Environmental, social and governance (ESG) factors play an increasingly important role in the disclosure of information by companies to their shareholders.
Corporate governance statement: listed companies are obliged to provide a corporate governance statement as a specific section of the management report. The contents of the corporate governance statement are set forth in the BCCA. Points to be explained in the corporate governance statement include
- the corporate governance code applied by the company;
- an explanation by the company as to which parts of the corporate governance code it departs from, and the reasons for doing so;
- a description of the main features of the company’s internal control and risk management systems in relation to the financial reporting process;
- the shareholder structure on the balance date, as this results from transparency declarations received by the company;
- the composition and operation of the administrative and supervisory bodies and their committees;
- a description of the diversity policy applied in relation to the company’s administrative and supervisory bodies (with regard to aspects such as age, gender, or educational and professional backgrounds), the objectives of that diversity policy, how it has been implemented and the results in the reporting period; an if no such policy is applied, an explanation as to why this is the case;
- information on the structure of the capital (including an indication of the different classes of shares together with their respective the rights and obligations and the percentage of total share capital represented);
- information on transfer restrictions (such as limitations on the holding of securities or the need to obtain the approval of the company or other holders of securities); the holders of any securities with special control rights and a description of those rights; any restrictions on voting rights; any transfer or voting restrictions resulting from shareholders’ agreements known to the company; rules governing the appointment and replacement of board members and the amendment of the articles of association; the powers of board members, and in particular the power to issue or buy back shares; any significant agreements to which the company is a party subject to change of control provisions and the effects thereof (unless their disclosure would be seriously prejudicial to the company and the company is under no other legal requirement to disclose such information).
Environmental and social factors: following up on EU Directives, the BCCA requires public-interest entities to disclose either in their management report or separately a “non-financial statement” when they have more than 500 employees and exceed at least one of the two following financial criteria (i) balance sheet total: 17 million Euro; (ii) annual turnover: 34 million Euro.

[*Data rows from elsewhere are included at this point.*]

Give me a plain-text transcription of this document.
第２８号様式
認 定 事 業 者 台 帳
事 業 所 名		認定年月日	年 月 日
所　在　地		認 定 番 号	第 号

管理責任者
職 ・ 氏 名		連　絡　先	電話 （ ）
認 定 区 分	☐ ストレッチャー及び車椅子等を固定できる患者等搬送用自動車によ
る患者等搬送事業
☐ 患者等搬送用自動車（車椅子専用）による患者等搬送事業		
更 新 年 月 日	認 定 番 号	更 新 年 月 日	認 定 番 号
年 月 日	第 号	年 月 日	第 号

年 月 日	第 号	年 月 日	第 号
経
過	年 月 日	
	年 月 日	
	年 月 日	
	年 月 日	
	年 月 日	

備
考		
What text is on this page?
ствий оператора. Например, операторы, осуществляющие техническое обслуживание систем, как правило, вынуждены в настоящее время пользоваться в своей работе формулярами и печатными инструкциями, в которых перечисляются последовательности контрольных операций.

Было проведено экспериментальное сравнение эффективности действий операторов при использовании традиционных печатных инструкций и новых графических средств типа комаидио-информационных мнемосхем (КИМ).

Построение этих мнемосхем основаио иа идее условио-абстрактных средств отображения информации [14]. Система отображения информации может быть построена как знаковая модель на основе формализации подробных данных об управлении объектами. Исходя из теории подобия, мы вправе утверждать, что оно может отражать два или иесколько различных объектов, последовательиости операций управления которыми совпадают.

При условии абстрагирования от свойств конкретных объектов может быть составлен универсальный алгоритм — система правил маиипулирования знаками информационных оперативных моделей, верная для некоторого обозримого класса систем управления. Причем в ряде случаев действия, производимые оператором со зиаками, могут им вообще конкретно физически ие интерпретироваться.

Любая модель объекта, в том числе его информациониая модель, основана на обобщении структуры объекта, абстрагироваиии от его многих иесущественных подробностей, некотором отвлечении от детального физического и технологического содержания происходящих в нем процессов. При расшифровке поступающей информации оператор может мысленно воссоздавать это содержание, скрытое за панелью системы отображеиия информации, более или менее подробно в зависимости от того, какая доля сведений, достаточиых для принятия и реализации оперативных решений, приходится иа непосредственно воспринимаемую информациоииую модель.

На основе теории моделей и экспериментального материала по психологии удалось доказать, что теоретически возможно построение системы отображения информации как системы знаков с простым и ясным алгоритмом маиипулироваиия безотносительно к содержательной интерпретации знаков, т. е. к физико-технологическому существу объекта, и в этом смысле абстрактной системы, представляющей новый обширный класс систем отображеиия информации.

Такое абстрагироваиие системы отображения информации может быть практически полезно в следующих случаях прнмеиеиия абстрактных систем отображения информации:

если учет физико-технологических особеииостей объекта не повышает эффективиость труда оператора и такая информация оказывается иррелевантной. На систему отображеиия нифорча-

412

In the non-financial statement, the company must set forth its development, performance, position and the impact of its activities, relating to, as a minimum, environment, social and employee matters, respect for human rights, anti-corruption and bribery matters. This statement must contain a brief description of the undertaking’s business model (explaining how the company operates and the rationale of its structure, describing how it transforms inputs into outputs through its business activities) and for each of the above mentioned matters: (a) a description of the policies pursued by the undertaking, including due diligence processes implemented; (b) the outcome of those policies; (c) the principal risks related to those matters linked to the undertaking’s operations including, where relevant and proportionate, its business relationships, products or services which are likely to cause adverse impacts in those areas, and how the undertaking manages those risks; (d) the non-financial key performance indicators relevant to the particular business. Where the company does not pursue policies in relation to one or more of those matters, the non-financial statement must provide a clear and reasoned explanation for not doing so. The company must base its non-financial statement on recognized European or international standards, and must specify which ones it has used.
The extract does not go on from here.